Our experts also say it's unclear whether the two efficacy rates can be compared, since the Johnson and Johnson trial was done at a later date, when variants were more widespread.
- Dr. Namandje N. Bumpus, Director of the Department of Pharmacology and Molecular Sciences at Johns Hopkins Medicine
- Dr. William Schaffner, Professor of Preventive Medicine and Health Policy at Vanderbilt University
- Dr. Linda Nabha, Infectious Diseases Expert at University of Pittsburgh
- Food and Drug Administration, "Vaccines and Related Biological Products Advisory Committee Meeting, February 26, 2021"
With the FDA's emergency use approval of the Johnson and Johnson vaccine, there are now three vaccines being used in the United States. Other than Johnson and Johnson, the FDA has approved a vaccine from Pfizer and another from Moderna.
Experts emphasize that all three of these vaccines have proved to be safe and effective. However, many have wondered whether the Moderna and Pfizer vaccines are preferable because they have a higher efficacy rate.
Some on social media have stated that they are going to pass on the Johnson and Johnson vaccine, in an effort to get the Pfizer or Moderna vaccines.
"When it's my turn," wrote one user on Twitter. "I'll take either Pfizer or Moderna, but Johnson and Johnson is a hard pass."
Medical experts told the Verify team this is absolutely the wrong approach since all three of the vaccines have proven successful at stopping serious illness, hospitalizations, and death.
"They're all in the same ballpark in terms of effectiveness," said Dr. William Schaffner from the Vanderbilt University School of Medicine. "I actually know what the best vaccine is. The best vaccine is the one that's available to you today. Roll up your sleeve and get it."
The Verify team took a deeper look at the efficacy statistics, to get a better understanding of how the three vaccines compare.
Explaining efficacy rates
The Johnson and Johnson vaccine had an efficacy rate of 66%in preventing moderate to severe vaccines. This compared to an efficacy rate of about 95% for Pfizer and Moderna.
However, the trials showed that the Johnson and Johnson vaccine was far more successful at fighting a serious illness.

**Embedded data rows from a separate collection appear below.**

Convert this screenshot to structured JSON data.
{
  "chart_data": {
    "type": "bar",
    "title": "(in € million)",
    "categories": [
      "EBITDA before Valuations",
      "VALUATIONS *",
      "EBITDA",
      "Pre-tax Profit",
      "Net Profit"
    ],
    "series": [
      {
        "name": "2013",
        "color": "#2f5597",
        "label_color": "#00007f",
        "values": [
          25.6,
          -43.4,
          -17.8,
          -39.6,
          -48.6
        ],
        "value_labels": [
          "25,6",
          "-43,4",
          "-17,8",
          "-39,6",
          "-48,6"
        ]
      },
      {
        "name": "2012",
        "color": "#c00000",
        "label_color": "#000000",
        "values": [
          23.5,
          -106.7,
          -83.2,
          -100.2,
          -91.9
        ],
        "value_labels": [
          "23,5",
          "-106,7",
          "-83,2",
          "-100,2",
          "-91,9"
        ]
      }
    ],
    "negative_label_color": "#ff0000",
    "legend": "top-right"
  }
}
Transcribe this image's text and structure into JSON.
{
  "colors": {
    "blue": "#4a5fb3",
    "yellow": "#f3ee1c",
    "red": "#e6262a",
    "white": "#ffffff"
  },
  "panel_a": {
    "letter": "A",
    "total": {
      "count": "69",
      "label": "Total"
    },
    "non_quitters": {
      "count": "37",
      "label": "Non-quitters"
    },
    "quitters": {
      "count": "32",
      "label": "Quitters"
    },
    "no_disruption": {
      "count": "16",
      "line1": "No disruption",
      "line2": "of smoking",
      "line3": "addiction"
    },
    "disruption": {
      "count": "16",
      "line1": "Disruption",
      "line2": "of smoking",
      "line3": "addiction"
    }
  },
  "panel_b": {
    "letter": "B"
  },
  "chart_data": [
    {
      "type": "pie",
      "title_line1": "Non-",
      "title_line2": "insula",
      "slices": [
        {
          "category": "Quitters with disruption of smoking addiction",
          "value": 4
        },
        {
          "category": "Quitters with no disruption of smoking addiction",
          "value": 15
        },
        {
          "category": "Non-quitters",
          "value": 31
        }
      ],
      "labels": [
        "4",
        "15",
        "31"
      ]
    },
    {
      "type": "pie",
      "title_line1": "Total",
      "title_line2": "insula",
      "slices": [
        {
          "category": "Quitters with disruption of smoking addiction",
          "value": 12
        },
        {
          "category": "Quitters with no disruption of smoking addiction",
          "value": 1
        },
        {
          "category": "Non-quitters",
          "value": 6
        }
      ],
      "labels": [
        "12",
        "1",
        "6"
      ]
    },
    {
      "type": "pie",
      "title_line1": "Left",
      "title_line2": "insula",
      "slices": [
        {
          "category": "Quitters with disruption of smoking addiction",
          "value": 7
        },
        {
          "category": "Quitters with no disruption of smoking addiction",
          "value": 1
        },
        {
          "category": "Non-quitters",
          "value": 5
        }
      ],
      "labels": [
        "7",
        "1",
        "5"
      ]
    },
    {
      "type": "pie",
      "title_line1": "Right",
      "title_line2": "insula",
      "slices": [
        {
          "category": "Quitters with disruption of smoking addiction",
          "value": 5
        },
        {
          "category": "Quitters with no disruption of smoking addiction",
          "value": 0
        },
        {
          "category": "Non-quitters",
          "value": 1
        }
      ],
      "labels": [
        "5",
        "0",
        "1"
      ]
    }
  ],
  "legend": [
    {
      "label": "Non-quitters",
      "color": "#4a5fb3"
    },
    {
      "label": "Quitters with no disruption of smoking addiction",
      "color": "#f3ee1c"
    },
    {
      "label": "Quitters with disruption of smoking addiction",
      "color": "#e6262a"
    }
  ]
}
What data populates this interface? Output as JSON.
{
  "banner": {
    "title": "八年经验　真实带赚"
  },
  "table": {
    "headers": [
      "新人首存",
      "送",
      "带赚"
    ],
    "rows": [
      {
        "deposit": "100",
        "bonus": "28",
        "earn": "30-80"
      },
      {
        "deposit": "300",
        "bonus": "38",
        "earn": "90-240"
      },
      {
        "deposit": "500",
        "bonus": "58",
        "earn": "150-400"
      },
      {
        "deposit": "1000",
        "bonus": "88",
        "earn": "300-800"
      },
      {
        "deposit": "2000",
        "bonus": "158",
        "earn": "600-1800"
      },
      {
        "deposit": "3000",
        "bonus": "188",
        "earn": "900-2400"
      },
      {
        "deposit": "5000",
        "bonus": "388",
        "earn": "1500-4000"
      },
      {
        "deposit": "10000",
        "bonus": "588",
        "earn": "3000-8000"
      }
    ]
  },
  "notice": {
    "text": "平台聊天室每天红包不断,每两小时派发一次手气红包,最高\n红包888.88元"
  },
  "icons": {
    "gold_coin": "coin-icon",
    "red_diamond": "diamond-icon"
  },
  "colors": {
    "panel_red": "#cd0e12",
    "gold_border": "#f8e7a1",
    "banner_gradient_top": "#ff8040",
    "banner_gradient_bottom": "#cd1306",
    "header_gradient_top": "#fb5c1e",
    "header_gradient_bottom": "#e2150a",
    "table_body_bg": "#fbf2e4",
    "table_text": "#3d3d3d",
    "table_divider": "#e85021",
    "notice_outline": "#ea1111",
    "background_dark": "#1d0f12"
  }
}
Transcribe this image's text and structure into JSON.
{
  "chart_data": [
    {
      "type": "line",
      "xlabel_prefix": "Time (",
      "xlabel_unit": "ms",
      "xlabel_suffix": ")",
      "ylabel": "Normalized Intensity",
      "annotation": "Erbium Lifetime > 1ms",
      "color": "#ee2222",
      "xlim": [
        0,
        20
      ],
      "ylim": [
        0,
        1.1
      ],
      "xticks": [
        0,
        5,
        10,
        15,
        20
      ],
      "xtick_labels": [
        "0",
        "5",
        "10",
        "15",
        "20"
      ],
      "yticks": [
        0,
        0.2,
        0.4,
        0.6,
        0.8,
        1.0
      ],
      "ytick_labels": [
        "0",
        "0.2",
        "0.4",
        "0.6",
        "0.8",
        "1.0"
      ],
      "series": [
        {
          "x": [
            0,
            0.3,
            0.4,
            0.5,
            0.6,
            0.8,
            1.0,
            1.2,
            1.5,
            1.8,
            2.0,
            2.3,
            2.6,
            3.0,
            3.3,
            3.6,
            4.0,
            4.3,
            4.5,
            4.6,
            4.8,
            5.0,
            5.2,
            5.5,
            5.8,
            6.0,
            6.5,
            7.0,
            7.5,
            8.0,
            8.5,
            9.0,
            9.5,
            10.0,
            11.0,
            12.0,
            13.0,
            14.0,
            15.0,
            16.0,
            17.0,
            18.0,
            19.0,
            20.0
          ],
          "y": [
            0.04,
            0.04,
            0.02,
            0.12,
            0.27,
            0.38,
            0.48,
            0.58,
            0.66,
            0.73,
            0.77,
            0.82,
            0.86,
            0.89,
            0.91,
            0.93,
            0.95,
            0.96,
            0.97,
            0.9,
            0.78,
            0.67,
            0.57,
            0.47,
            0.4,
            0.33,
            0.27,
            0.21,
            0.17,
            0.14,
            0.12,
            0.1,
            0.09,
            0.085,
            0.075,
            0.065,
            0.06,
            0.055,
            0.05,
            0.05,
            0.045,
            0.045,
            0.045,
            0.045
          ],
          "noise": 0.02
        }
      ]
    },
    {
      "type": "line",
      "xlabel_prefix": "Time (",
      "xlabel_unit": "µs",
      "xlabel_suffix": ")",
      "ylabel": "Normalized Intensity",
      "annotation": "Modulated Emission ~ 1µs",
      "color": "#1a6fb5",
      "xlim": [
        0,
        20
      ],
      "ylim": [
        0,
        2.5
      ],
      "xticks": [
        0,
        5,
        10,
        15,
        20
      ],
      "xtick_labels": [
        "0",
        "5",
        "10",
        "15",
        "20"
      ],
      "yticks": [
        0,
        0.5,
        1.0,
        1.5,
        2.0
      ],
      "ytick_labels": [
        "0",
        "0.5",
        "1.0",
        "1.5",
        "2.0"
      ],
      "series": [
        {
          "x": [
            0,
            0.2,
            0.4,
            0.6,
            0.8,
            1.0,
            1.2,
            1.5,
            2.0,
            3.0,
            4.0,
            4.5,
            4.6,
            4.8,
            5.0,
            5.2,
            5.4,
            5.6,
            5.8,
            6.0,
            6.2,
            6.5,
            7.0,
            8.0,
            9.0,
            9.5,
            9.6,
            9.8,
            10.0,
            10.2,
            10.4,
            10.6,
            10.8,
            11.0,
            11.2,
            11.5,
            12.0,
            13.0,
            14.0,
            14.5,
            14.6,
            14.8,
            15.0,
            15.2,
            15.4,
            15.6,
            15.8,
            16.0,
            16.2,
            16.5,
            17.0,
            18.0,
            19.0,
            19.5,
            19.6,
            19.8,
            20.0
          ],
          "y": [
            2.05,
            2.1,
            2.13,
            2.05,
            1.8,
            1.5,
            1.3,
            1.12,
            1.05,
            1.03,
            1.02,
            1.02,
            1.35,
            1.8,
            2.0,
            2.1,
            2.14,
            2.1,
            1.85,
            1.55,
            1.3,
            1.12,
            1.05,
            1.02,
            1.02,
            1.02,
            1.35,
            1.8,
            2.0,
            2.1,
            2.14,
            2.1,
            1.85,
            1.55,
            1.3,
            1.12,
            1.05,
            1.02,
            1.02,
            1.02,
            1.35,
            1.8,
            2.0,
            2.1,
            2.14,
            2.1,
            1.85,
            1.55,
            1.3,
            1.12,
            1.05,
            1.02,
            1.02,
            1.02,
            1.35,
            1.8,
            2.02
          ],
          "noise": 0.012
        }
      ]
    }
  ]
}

The vaccine was 85% effective in preventing the most severe diseases, and 100 percent effective in stopping hospitalizations and death.
"These are the things to really think about," said Dr. Namandje Bumpus. "And not get caught up in comparing the numbers. These vaccines are all safe and effective."
Another major factor is that the Johnson and Johnson vaccine was tested when there were more variants spreading, which could have impacted the statistics.
The Johnson and Johnson vaccine also has some major advantages since it does not need to be stored at freezing temperature in the way that the Pfizer and Moderna vaccines do.
"These vaccines work," said Bumpus. "And they're safe and effective. I think we cannot compare and focus on these efficacy rates."